Blogger Mark Sandlin, who’s written a series outlining his beliefs called “Heresies From A Southern Minister,” apparently doesn’t like it when people challenge his heresies.

I’ll try to recreate the points I made to him here on my blog because they dovetail nicely with my last post. Many of Sandlin’s arguments in his series fit the equation for liberal arguments I proposed here last week:

A  A society that believes Y will be a more moral one.

B. Therefore, God must believe Y.

In his post about Hell, Sandlin starts with a belief and presents arguments in favor of his predetermined outcome, which is a God that didn’t create hell. He openly states that his primary motive is personal rather than theological:

I don’t believe in Hell, and any confession that requires me to believe that Dante’s Hell is not only real but that Jesus went there…is not a confession that I care to confess.

From there Sandlin reverse-engineers his scriptural analysis so it falls in line with his goal Again, we see the liberal logic: conclusion first, scripture second:

A  A theology that believes Hell does not exist will be a more moral one.

B. Therefore, God must not have created Hell.

Despite his lack of objectivity, my second point was that Sandlin’s flawed approach does not necessarily lead to incorrect conclusions.

I remember an old episode of Cheers that illustrates this nicely. One of the main characters was Diane, a cerebral woman with zero understanding of football. In spite of her ignorance, she kept winning the bar’s football pool. Sometimes she based her choices on how a real-life confrontation between the team animals would play out ( “A bear against a dolphin?” she scoffed without realizing she had picked a major upset), while other times she picked them based which team color scheme she preferred.

Diane ‘s whimiscal approach echoes Sandlin’s approach to “heresy”. Sometimes he stumbles onto legit theological debate (there are good arguments that hell as we understand it might not exist) but other times he’s just plain off-target (like when he argues that you can be a Christian and not believe in Christ’s divinity.)
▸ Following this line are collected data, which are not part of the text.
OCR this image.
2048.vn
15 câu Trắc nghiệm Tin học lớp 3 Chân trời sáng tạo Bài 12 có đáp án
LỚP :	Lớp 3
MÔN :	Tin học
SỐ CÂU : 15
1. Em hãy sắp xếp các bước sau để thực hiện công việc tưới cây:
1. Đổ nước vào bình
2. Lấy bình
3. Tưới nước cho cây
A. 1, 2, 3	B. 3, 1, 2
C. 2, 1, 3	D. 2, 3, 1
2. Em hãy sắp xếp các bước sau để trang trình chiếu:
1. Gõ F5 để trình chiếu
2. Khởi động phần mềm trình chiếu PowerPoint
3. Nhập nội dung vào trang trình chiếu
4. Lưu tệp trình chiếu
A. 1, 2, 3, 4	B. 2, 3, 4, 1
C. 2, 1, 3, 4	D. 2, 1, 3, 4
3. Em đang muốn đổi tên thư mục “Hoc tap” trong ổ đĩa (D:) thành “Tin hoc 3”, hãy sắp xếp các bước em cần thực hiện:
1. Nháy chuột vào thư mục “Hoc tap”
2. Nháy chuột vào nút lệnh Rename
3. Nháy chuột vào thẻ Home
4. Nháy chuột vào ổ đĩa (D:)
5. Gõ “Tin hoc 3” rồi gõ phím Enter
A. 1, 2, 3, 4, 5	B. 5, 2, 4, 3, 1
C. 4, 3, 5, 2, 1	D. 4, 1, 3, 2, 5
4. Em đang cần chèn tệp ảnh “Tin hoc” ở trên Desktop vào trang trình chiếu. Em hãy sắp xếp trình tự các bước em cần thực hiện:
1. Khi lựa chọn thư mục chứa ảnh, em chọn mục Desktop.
And while I didn’t compare his approach to a sitcom character in my post, I suspect that what irked Sandlin the most was my claim that he was arguing that God must endorse his beliefs because he’s really sincere about them. Sandlin has a vested interest in worshipping a God that didn’t create Hell, so he created one. Now maybe he’s right and God didn’t really create Hell. In that case his God is closer to the truth than the God I believe in that did create Hell. But the end result is due to Sandlin’s personal preferences rather than an attempt to try to understand God. HIs series is using the same shallow approach as tea partiers who comb the Bible for evidence that God loves the free market.

Ultimately,  Sandlin was making the case for a God who makes no demands upon him. Whatever he believes, God must be fine with it precisely because Sandlin would not worship a God who expected more of him. If your faith doesn’t move you out of your comfort zone or force you to consider the possibility that God might disagree with you or demand that you do things you don’t really want to do, then I would argue that you don’t really have faith. You just have an ego that you like to talk about in the third person.